At for-profit hospitals with better Medicare margins, strategies to further improve margins include “same-facility net revenue growth and benefits from cost-cutting and merger-related synergies, as well as the renegotiation of services and supply contracts,” according to an October report from Moody’s Investor Service.

However, Moody’s noted that “headwinds, including wage inflation due to staffing shortages in certain markets, and rising medical specialist and supplies expense, will continue.”

Other MedPAC Findings

Hospitals’ fee-for-service Medicare revenue increased by 2.5 percent, or $2.6 billion, for inpatient care and by 8.4 percent, or $4.9 billion, for outpatient care. Uncompensated care payments declined by 6.4 percent, to $6 billion.    

MedPAC also found that hospital quality continues to improve for Medicare patients.

The patient experience continues to improve, with 73 percent of patients rating their overall hospital experience at a 9 or 10, compared with 71 percent in 2012.

Readmission rates continue to decline. In 2017, 15.8 percent of patients were readmitted, compared with 16.4 percent in 2012.

Mortality rates fell to 6.4 percent of patients in 2017 from 7.7 percent in 2012. 

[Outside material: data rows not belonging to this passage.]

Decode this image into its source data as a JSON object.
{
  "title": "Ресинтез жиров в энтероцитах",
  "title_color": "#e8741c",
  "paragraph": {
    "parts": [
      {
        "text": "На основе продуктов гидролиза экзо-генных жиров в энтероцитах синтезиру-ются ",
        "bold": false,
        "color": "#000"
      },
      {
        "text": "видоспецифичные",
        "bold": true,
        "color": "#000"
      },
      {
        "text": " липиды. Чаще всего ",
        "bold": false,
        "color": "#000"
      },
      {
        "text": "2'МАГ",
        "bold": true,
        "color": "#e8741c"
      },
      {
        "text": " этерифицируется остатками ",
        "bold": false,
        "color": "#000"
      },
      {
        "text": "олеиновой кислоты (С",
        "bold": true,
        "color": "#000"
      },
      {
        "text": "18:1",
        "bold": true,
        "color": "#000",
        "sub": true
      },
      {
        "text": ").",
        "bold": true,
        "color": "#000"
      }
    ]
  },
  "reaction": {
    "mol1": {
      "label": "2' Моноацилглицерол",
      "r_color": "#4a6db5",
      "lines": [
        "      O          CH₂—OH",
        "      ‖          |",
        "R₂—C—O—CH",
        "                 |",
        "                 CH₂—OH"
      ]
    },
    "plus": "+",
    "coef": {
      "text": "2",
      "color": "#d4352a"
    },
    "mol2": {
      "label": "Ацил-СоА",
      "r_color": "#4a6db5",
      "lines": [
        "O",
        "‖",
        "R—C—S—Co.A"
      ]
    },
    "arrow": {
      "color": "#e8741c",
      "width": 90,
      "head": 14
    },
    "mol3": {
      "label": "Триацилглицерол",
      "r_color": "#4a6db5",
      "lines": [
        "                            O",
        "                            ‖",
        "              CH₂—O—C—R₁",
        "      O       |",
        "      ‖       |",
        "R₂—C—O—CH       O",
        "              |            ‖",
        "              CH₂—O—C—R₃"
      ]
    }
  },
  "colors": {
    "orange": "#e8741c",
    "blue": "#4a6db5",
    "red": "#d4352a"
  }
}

Hospital occupancy rates remained low (62.5 percent) in 2017. Rates were lower (40.2 percent) for rural hospitals.

Outpatient spending per beneficiary increased by 8.4 percent. Total outpatient spending increased by $4.9 billion. Forty percent of that increase, $2 billion, was spent on separately payable drugs. Drug spending increases were driven by higher prices on existing drugs and growth in spending on pass-through drugs.

Bond issuances ($35 billion) in 2017 were described as consistent with 2016.